Selesai makan Lila membuka ponselnya berharap Bara menghubunginya atau setidaknya mengiriminya pesan singkat. Nyatanya ia terlalu berharap. Tidak ada notifikasi pesan dari siapapun, apalagi Bara.
Lila merutuki pikirannya yang selalu mengarah ke Bara. Seharusnya sekarang ia tenang agar bisa beristirahat. Tetapi dalam hati ia mengkhawatirkan Bara. Takut laki-laki itu kenapa-kenapa. Apalagi ponselnya juga tidak aktif.
Lila mencoba memejamkan mata tapi sayangnya sulit. Meski begitu ia terus berusaha agar tetap bisa tertidur. Sampai akhirnya ia bisa tertidur hingga suara ponsel yang ia taruh diatas nakas berulang-ulang berbunyi. Mengusik ketenangan Lila yang sedang tidur. Dengan mata yang setengah terpejam, Lila meraih ponselnya. Lila tidak tahu siapa yang meneleponnya sebab ia langsung menslide tombol hijau untuk menerima panggilan.
"Hallo, Lila. " Suara dari seberang telepon seperti suara mamanya. Tapi tumben sekali mamanya menelepon malam hari seperti ini. Ia lalu mengerahkan ponselnya ke depan wajah untuk melihat jam berapa sekarang. Ternyata sekarang sudah jam setengah dua pagi.
"Iya, ma. " Lila sudah memindahkan ponselnya ke telinga. "Ada apa telepon Lila malam-malam? "
"Maaf sayang. Bukannya mama ingin menganggu istirahat kamu. Tapi mama harus sampaikan kabar buat kamu."
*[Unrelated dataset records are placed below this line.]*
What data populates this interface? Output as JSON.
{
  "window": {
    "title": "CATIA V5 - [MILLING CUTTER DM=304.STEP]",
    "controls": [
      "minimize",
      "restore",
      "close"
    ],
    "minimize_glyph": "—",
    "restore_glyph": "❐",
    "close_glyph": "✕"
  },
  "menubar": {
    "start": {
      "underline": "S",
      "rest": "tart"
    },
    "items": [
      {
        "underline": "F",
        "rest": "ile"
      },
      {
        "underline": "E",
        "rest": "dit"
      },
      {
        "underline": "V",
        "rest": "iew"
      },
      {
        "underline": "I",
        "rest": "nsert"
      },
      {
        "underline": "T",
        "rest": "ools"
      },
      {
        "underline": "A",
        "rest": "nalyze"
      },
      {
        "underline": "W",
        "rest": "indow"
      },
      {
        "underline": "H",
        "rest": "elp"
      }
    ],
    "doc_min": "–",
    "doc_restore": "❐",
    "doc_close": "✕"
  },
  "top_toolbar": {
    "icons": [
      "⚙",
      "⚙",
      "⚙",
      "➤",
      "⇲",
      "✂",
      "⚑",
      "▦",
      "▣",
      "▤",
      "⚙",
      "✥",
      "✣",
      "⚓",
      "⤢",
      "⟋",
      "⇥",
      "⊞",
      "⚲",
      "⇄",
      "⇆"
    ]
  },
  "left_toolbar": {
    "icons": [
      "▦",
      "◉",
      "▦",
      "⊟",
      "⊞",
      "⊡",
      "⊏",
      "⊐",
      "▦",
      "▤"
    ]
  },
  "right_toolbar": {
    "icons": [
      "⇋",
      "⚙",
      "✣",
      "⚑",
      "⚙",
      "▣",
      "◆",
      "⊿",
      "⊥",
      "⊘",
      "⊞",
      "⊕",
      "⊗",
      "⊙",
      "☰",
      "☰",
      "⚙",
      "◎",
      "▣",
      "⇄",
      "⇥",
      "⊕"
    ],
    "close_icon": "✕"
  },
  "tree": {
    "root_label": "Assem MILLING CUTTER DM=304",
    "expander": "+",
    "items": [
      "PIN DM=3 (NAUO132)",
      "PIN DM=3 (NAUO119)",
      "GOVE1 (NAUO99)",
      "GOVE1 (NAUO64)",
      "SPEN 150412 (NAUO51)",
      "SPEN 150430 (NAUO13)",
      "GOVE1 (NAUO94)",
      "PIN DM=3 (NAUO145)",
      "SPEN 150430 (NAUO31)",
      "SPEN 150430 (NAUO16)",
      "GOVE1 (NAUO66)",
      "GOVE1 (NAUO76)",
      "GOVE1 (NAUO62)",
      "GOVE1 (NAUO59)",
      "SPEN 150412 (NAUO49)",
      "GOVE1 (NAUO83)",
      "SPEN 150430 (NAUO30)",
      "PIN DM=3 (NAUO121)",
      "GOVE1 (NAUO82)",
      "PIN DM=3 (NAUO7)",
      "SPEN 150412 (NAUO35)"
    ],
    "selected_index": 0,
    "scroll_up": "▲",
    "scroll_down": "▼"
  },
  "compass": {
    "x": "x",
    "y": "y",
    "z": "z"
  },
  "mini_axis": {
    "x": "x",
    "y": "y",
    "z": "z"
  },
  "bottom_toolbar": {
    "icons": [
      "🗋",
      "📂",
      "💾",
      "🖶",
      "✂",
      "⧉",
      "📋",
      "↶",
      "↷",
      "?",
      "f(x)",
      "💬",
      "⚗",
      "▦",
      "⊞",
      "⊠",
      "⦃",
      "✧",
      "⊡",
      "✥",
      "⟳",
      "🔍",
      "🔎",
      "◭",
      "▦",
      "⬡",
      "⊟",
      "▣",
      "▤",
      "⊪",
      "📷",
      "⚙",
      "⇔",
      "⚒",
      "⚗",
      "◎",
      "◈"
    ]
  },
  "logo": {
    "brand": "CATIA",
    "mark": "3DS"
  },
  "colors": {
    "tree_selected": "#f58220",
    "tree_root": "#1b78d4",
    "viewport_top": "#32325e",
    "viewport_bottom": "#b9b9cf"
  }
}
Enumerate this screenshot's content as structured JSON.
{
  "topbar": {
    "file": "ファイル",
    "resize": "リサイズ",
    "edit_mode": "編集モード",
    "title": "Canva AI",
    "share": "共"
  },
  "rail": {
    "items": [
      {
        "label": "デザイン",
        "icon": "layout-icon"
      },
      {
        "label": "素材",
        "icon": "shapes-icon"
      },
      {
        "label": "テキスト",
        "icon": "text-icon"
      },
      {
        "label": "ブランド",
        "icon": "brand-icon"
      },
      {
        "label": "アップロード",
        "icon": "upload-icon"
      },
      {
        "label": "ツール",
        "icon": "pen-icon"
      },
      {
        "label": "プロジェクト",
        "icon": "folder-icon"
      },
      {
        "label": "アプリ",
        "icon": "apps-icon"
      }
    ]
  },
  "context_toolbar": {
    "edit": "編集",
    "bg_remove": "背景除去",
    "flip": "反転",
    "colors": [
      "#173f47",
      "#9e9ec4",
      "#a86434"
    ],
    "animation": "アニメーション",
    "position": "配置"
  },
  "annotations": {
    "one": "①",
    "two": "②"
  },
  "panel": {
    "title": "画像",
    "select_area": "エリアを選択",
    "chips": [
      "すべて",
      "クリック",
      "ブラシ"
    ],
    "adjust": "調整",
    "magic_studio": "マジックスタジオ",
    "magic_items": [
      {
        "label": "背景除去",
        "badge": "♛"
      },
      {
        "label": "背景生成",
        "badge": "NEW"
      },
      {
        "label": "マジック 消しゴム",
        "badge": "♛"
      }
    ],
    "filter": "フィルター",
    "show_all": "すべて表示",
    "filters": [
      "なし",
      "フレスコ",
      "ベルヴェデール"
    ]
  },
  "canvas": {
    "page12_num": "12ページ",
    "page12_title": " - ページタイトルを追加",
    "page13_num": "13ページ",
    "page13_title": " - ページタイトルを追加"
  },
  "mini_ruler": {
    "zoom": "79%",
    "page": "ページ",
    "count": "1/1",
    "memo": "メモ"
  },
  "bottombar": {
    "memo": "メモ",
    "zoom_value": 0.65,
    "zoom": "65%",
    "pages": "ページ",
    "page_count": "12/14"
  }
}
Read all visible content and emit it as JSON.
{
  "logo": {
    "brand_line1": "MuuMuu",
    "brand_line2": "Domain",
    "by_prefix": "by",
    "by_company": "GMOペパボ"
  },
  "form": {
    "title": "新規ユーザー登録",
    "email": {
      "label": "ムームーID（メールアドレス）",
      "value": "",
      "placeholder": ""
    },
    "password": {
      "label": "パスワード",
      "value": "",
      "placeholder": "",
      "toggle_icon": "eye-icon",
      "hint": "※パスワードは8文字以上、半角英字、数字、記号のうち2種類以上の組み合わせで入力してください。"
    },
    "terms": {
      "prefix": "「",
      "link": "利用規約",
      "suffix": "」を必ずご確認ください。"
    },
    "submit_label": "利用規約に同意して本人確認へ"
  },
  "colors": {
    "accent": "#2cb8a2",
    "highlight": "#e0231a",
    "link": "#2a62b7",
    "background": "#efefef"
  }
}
"Kabar apa, ma? Papa sama kakek baik-baik aja, kan? "
"Kami semua baik, sayang... Tapi yang nggak baik itu... Kakeknya Bara. "
Mendengar 'kakek Bara' di sebut, mata Lila langsung terbuka sepenuhnya.
"Kakeknya bara kenapa, ma? " Ada rasa khawatir dalam perkataan Lila.
"Kakeknya Bara jatuh dari kamar mandi. "
"Terus keadaannya gimana? "
"Mama nggak tau. Yang jelas sekarang ada di rumah sakit. "
Astaga... Jadi kakek Bara masuk rumah sakit. Pastinya Bara ada di sana. Sesaat rasa penyesalan merambati Lila. Dia merasa tidak enak sudah menuduh lelaki itu yang bukan-bukan. Pantas saja Bara tidak menepati janjinya.